FIELD: medicine; ophthalmology.
SUBSTANCE: intraocular lens of eye (ILE) contains haptic and optical part including a spherical surface. The forward surface of an optical part contains two surfaces. The first surface is executed in the form of a segment of the concave spherical surface turned by concavity towards a cornea of a cornea. The axis of symmetry of a spherical surface coincides with the main axis of symmetry of ILE. The second surface is executed in the form of an elliptic segment bent three-axis ellipsoidal surface turned by concavity towards a cornea. On the haptic part are executed marking elements in the form of the rectilinear lines which direction coincides with a direction of the big axis of an elliptic segment. The back surface of the optical and haptic parts is executed flat.
EFFECT: presbyopy correction in a combination with difficult myopic astigmatism, expansion of potential of ILE.
FIELD: medicine; ophthalmology.
SUBSTANCE: intraocular lens of eye (ILE) contains haptic and optical part including spherical surface. The forward surface of optical part contains two surfaces. The first surface is executed in the form of segment of the convex spherical surface turned by camber towards a cornea. The axis of symmetry of spherical surface coincides with the main axis of symmetry of artificial lens of eye. The second surface is executed in the form of ellipsoidal segment bent three-axis ellipsoidal surface turned by concavity towards a cornea. The marking elements in the form of the rectilinear lines which direction coincides with a direction of the big axis of an elliptic segment are executed on the haptic part. Back surface optical and haptic part are executed flat.
EFFECT: presbyopy correction in combination with difficult myopic astigmatism, expansion of arsenal of ILE.
SUBSTANCE: artificial lens of an eye contains a haptic and an optical part including a spherical surface. The optical part consists of one component which forward surface contains two surfaces. The first surface is executed in the form of a segment of the convex spherical surface turned by camber towards the cornea. The axis of symmetry of the spherical surface coincides with the main axis of symmetry of an artificial lens of an eye. The second surface of the component is executed in the form of the ellipsoidal segment of the convex three-axis ellipsoidal surface turned by camber towards a cornea. The marking elements in the form of the rectilinear lines which direction coincides with a direction of the big axis of an elliptic segmentare executed on the haptic part. The back surface of the optical and haptic parts is executed flat.
EFFECT: allows to provide presbyopy correction in combination with difficult hypermetropic astigmatism, and also to dilate an arsenal of artificial lenses of an eye.

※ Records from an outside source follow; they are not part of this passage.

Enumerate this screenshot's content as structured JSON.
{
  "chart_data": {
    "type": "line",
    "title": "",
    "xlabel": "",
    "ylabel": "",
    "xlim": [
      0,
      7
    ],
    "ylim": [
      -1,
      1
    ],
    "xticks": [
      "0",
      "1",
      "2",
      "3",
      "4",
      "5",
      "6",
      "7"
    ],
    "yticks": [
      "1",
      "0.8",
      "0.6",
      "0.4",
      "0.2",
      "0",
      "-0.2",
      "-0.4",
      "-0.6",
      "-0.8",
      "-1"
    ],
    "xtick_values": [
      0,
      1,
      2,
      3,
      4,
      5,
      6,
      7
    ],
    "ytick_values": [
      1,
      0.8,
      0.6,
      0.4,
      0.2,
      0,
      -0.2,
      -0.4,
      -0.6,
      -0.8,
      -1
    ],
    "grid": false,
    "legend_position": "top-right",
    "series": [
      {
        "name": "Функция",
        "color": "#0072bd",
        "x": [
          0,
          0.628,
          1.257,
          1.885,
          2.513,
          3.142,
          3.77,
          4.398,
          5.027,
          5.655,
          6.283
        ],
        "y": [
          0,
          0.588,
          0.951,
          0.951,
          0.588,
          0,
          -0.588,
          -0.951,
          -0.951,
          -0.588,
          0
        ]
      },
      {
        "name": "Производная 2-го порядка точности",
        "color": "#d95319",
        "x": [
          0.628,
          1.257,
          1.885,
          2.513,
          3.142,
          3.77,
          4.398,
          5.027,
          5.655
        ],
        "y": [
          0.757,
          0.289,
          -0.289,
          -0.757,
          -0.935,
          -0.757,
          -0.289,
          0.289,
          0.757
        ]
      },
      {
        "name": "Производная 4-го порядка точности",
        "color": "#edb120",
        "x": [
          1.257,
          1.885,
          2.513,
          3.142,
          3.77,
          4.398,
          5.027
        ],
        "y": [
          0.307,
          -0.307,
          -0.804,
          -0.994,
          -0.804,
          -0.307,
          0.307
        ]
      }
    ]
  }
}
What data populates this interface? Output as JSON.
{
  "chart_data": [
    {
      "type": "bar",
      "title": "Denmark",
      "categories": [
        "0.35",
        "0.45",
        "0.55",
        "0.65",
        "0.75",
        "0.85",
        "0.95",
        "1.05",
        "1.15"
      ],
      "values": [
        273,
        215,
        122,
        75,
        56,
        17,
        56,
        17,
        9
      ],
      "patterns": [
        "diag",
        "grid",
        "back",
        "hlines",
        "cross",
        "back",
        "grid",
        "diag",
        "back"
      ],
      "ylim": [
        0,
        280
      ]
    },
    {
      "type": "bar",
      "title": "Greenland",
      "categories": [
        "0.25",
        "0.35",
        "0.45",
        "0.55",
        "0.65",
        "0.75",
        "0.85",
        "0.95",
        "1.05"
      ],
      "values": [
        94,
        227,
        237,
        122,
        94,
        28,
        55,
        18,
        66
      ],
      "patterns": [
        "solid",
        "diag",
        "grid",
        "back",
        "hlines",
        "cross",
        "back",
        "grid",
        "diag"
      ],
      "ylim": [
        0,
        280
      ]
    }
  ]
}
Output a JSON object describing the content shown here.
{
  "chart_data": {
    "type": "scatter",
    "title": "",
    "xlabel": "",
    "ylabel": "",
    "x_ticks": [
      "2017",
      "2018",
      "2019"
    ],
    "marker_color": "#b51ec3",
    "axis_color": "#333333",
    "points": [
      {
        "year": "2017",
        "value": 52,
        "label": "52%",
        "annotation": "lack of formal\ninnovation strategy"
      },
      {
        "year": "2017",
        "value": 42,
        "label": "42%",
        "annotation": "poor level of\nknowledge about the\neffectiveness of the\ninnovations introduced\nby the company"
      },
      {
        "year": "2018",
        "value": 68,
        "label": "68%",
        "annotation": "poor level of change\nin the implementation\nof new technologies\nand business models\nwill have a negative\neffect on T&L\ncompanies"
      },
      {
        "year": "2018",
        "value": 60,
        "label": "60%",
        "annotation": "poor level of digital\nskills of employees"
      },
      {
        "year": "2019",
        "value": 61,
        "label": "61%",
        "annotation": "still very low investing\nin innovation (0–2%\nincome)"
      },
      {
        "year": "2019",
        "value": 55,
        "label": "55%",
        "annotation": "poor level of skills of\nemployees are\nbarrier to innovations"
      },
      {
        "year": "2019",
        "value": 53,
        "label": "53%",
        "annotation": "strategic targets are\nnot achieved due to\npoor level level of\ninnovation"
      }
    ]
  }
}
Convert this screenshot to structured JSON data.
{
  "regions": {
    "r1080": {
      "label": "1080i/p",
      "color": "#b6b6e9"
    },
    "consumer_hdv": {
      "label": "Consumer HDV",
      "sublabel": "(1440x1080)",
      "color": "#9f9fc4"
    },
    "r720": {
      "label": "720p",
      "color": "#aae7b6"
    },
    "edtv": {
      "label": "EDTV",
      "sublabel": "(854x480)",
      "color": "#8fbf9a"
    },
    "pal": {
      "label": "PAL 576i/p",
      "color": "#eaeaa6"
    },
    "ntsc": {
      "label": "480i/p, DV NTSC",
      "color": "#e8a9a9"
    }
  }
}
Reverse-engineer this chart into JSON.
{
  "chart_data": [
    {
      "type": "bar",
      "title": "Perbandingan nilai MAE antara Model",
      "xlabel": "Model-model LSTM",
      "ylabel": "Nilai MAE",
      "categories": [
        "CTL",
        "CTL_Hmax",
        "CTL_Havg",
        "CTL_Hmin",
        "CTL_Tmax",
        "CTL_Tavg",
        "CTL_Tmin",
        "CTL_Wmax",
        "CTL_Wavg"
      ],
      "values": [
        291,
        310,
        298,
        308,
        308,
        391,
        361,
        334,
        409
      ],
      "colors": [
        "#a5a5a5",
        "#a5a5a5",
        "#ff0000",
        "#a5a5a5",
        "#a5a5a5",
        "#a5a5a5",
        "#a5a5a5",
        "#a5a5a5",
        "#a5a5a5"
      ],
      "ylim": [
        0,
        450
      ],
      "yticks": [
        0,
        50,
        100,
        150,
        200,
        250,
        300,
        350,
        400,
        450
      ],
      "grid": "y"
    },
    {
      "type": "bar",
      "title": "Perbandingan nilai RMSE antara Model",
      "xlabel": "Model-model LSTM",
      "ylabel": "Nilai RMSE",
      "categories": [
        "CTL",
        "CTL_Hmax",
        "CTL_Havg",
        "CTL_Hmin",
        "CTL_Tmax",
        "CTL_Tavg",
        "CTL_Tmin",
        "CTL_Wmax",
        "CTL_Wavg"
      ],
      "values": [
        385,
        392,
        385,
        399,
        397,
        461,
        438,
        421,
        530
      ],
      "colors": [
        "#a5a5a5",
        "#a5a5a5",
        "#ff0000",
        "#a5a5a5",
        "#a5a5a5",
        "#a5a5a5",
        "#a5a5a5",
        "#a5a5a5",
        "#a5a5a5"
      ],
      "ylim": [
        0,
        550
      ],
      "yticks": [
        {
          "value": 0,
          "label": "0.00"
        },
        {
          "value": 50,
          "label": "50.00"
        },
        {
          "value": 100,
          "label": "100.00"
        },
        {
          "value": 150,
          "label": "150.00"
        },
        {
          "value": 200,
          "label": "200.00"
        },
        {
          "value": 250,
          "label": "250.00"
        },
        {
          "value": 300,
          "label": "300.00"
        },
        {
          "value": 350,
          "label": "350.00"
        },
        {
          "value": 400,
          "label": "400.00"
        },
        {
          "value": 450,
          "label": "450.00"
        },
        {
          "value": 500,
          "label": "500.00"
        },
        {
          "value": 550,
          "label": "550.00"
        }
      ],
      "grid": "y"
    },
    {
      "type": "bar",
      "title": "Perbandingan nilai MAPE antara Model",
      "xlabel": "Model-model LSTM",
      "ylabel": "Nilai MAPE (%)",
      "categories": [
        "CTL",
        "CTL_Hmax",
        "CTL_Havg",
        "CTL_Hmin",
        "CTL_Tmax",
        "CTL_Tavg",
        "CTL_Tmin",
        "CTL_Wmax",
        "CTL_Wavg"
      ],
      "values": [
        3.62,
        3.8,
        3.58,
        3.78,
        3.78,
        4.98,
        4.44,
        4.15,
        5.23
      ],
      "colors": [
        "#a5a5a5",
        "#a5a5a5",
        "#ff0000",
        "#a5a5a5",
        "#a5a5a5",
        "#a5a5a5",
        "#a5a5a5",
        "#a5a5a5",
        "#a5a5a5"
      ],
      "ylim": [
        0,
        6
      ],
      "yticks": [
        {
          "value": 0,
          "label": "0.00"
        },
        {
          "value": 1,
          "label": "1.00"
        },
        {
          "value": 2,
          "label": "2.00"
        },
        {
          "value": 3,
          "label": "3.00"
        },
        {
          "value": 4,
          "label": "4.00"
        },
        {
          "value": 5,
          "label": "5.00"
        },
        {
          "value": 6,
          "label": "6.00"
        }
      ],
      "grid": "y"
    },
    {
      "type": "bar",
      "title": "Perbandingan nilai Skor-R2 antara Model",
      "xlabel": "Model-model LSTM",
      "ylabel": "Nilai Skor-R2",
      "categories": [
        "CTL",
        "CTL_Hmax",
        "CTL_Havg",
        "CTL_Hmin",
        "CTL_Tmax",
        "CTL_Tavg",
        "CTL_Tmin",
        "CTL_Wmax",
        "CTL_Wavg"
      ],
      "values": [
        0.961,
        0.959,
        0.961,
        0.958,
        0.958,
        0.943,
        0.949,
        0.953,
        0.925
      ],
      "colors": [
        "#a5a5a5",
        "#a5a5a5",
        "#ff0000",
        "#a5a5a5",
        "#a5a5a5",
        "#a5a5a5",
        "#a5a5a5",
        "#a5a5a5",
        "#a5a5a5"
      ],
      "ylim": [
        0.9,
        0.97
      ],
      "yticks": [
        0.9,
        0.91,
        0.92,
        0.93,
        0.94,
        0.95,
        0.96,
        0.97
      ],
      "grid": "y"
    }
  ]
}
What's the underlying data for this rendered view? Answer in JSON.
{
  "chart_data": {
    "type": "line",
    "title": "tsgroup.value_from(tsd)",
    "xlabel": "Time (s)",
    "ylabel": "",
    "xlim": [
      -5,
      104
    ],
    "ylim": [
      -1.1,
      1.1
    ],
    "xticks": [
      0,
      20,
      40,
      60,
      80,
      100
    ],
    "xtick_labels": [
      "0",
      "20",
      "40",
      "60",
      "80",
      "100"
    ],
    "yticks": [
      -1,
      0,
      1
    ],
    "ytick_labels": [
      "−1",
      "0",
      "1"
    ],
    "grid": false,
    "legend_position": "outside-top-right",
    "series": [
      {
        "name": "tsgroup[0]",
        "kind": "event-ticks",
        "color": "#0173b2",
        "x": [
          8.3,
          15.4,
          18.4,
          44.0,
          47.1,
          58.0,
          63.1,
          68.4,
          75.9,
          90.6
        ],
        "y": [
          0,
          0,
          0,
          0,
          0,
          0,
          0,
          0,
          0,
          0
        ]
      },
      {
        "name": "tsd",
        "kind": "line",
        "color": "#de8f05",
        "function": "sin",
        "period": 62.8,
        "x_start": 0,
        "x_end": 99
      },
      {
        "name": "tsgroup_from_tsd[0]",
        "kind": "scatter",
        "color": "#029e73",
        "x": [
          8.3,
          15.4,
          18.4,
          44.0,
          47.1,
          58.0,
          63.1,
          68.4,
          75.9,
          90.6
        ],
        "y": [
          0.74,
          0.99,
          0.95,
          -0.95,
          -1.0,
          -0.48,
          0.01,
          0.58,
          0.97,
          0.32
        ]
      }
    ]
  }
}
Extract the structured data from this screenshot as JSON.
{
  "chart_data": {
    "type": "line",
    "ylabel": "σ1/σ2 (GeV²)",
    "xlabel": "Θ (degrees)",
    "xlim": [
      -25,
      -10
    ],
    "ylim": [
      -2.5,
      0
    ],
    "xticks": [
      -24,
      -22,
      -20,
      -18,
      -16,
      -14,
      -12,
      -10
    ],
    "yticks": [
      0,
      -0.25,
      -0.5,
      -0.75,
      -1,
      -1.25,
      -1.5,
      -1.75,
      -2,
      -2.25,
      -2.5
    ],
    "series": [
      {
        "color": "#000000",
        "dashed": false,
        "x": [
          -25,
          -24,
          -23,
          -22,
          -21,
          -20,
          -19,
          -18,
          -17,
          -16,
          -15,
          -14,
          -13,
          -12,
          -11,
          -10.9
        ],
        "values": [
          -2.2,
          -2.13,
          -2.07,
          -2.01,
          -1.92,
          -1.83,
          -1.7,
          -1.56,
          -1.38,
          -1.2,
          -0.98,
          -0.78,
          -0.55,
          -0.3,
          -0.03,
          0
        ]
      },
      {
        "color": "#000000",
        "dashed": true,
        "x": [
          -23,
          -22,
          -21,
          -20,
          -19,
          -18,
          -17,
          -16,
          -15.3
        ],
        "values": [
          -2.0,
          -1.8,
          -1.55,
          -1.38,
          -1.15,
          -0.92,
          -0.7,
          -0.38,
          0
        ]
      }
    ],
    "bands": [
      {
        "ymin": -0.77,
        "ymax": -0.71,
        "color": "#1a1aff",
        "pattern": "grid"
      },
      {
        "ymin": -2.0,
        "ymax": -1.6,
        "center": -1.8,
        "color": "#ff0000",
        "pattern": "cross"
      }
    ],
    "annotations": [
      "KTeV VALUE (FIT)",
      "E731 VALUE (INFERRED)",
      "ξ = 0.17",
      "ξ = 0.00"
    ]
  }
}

FIELD: medicine; ophthalmology.
SUBSTANCE: intrascleral implant for surgical treatment of presbyopy is executed from a synthetic material and looks like a bracket with the basis and two pads executed conjointly with basis at an angle of 90 degrees to it. There is a polymeric elastic magnet in the basis of the implant. At implantation perform 4 pairs of slanting cuts of sclera for 3/4 of its thickness and form scleral pockets by stratifying of sclera from the bottom of each of pair cuts towards each other. Place the basis of the implant in a scleral pocket, and deduce its pads in the scleral cuts so that they occupy position upright upwards from sclera.
EFFECT: high visual functions without additional eyeglass corrections, decrease of number of complications, long lasting effect of operation.
5 cl, 1 ex
FIELD: medical engineering.
SUBSTANCE: implant is manufactured from porous polytetrafluoroethylene produced by pressing thermostatically controlled polytetrafluoroethylene powder fraction of 0.25-1.60 mm at 30±10°C and having structure composed of polymer elements and empty space elements with elements joined into three-dimensional network possessing empty space element volume share of 15-40%, specific space element surface of 0.25-0.55 mcm2/mcm3, mean distance between empty spaces in a volume of 25-50 mcm and mean spatial chord of 8-25 mcm.
EFFECT: high heat resistance properties; reliable integration into connective eye tissue.